Blindsided by Eden Finley

If you love a book where the LI uses a different name than everybody else, look no further! Miller’s been low-key in love with Talon since they were in college together. When they’re on the same team again years later, Talon seems to think everything is just fine, but revisiting their old group sexcapades proves it’s really not. Talon can’t figure what’s wrong, but when Miller is injured and facing the possible end of his career, Talon refuses to let go of their dream of winning the Super Bowl together just as much as he refuses to let go of the friend who’s burrowed so deep in his heart that he moved to Chicago instead of winning another ring with his old team. Their dynamic is just the sweetest.


Empty Net by Avon Gale

Can I interest you in some angst? There’s a lot in this book, between Isaac’s history of sex work due to his economic and housing insecurity (possibly discussed more in Power Play than in this book, but still discussed) and Laurent’s history of abuse and his eating disorder. There’s a lot here that warrants content notes. BUT when Laurent is traded to Issac’s team as a punishment, he finally finds a safe harbor with a man who should be his rival. They’re both goalies who need to be the one in the net in order to succeed, and yet they are able to support each other in really lovely ways, even as the story is fraught with emotional tension. Also, these are professional hockey players, but they’re playing ECHL hockey, which is a feeder for AHL hockey (a.k.a. the “farm teams” for the NHL), so they’re getting paid almost nothing and playing hard in hopes of being selected for an AHL spot.

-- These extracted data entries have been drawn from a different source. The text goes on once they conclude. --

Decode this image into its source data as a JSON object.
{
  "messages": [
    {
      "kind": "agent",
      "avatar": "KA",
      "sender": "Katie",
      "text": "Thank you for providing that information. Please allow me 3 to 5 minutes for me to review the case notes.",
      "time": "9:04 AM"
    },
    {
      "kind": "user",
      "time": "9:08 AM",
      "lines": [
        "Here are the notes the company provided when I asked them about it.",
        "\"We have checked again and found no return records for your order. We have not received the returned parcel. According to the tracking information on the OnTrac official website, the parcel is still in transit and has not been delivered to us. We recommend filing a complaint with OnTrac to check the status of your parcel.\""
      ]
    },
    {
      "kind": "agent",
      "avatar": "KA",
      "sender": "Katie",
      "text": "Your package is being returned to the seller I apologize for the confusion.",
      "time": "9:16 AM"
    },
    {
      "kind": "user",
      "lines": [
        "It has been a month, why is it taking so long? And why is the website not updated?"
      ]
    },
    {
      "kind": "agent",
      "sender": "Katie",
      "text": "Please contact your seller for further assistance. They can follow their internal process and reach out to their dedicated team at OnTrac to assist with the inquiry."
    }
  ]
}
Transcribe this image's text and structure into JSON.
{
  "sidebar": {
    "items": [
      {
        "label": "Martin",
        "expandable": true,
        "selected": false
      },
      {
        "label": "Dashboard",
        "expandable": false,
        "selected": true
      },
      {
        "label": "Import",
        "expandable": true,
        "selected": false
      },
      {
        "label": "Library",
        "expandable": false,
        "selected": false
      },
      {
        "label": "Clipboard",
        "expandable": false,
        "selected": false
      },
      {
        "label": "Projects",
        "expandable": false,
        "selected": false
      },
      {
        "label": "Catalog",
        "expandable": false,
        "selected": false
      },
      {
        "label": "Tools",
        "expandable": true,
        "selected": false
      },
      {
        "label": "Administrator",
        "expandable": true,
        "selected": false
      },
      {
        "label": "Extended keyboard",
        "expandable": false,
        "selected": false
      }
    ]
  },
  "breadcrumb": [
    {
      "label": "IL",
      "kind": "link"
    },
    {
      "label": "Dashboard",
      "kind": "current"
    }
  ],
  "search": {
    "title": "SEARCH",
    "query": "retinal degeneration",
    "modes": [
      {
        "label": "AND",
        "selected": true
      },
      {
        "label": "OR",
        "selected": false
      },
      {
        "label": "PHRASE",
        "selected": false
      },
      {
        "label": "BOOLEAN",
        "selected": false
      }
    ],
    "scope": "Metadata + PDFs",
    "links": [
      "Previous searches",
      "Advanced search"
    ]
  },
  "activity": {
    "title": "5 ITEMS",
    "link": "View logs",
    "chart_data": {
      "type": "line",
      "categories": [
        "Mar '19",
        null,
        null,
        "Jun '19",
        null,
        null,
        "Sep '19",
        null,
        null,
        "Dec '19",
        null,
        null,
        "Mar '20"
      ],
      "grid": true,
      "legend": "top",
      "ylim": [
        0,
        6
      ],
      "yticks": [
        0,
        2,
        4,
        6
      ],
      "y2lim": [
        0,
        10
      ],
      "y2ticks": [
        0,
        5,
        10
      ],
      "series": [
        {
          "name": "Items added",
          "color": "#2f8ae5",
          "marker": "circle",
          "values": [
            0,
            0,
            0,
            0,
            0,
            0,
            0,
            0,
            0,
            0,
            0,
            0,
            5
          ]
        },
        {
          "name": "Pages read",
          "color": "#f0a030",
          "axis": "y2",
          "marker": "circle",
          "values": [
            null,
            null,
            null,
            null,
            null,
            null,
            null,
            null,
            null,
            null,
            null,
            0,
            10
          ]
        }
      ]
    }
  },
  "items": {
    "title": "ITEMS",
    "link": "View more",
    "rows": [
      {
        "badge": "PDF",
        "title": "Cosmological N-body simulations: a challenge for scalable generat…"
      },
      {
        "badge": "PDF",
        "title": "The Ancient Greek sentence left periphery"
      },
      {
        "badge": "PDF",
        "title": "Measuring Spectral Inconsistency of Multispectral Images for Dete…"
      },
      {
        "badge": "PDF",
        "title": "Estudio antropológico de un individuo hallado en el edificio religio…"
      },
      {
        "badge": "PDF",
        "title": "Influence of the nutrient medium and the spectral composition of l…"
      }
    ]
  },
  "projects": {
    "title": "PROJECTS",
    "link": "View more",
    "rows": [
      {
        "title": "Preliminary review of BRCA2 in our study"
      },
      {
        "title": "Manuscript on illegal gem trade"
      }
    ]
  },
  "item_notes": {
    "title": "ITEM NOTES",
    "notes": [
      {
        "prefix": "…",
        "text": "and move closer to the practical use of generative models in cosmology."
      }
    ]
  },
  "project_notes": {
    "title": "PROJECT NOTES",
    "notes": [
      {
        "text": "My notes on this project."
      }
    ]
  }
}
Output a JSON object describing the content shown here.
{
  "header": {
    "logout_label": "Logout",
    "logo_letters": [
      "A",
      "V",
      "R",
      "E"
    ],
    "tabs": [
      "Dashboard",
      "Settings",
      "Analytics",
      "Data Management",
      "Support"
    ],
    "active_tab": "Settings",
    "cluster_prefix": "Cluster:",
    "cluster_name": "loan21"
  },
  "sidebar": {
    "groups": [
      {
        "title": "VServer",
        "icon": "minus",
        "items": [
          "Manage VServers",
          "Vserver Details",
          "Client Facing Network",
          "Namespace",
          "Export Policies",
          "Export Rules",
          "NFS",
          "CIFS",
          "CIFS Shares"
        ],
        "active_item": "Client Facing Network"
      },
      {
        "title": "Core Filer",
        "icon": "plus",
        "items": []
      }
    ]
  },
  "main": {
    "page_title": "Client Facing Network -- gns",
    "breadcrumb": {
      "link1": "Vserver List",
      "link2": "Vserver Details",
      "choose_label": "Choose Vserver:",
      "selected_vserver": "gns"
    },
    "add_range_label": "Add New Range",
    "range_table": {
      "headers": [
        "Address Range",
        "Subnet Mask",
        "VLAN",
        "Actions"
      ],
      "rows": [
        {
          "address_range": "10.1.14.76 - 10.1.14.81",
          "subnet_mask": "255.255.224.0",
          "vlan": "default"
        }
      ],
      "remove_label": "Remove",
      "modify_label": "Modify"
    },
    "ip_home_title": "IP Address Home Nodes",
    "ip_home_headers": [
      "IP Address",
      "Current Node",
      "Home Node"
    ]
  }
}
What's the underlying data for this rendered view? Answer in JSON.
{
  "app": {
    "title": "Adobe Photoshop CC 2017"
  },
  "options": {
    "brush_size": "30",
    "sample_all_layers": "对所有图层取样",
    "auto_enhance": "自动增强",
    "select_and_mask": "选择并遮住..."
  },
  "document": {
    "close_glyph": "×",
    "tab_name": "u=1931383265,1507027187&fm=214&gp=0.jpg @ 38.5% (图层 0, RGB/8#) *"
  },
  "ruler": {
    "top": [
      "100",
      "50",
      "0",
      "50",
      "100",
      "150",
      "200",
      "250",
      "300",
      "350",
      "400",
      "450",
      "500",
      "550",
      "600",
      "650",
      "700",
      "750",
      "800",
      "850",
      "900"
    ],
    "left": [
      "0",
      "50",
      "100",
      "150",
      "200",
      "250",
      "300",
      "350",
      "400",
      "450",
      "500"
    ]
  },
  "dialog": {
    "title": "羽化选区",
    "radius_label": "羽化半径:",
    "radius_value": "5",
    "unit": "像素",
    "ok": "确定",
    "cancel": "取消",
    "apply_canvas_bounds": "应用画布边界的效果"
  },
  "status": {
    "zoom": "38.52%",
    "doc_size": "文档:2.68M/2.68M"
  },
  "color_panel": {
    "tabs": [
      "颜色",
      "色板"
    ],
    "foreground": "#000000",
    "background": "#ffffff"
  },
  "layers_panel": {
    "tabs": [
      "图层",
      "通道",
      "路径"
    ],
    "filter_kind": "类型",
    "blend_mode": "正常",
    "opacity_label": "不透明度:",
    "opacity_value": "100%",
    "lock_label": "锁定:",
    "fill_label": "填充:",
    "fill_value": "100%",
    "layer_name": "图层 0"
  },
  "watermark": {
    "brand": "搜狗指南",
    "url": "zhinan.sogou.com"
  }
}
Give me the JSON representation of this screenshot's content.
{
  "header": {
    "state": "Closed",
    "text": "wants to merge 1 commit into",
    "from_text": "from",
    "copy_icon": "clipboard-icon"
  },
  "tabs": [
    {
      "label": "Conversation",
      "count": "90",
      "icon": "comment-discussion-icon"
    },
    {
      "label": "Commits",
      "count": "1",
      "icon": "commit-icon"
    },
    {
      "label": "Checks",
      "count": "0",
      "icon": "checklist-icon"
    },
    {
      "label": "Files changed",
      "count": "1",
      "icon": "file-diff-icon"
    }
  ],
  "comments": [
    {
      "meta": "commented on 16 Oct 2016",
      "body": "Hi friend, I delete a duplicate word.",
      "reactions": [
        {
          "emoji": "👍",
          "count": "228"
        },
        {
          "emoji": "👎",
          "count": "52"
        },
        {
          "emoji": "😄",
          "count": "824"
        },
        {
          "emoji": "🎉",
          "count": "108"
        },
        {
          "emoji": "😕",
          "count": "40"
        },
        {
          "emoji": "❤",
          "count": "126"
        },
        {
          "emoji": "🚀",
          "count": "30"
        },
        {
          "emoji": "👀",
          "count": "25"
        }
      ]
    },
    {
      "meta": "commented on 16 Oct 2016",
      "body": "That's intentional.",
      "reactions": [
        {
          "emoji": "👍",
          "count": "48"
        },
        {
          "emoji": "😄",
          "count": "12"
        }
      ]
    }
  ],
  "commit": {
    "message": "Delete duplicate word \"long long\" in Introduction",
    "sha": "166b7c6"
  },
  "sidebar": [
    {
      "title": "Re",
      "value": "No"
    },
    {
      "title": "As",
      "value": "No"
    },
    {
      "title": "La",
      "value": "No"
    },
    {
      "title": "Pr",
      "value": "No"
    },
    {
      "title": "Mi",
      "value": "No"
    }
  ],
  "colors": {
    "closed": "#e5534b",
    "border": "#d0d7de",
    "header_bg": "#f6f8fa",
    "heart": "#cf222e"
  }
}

Undone By You by Kate Meader

This story was teased in So Over You, so of course I immediately bought it and then Bad Decisions Book Clubbed it. And its sequel. If bedding-the-boss, secret-relationship: hockey edition interests you at all, I would recommend this book. Cade isn’t out – he doesn’t think his dad would take it well, and that’s scary, plus being the first out NHL player is not his dream – but he knows he really wants Dante, so he makes his play. Dante, who’s defending his dream job of being GM of a pro hockey team, really doesn’t want to risk anything by fooling around with a player. But Cade is just SO irresistible. Cade plays Dante really well to get what he wants – Dante’s a caregiver, and their age gap emphasizes that – but at the end of the day, they take care of each other, so the relationship is not one-sided.

Dirty Slide by Lauren Blakely and KD Casey

If you’d like to read a short, sexy romance without a lot of angst, this is a very fun book. I really love that runners and basemen can, like, have a little chat while they’re waiting for the next play. Anyway Chris and Josh are rivals on different teams, and they totally flirt during games together until Josh gets super grumpy about losing the World Series and kinda sorta has a snit about Chris playing dirty. Chris, being much more sunshiney, brushes off Josh’s grumbling because he a) won the World Series and b) still knows they could be great together. And he proves it when they have a quickie in a room where, let’s be honest, anybody could walk in. *Fans self* 

Bonus points: if you’ve read Unwritten Rules, you’ll note that Zach and Eugenio are playing the World Series against each other. So that’s fun.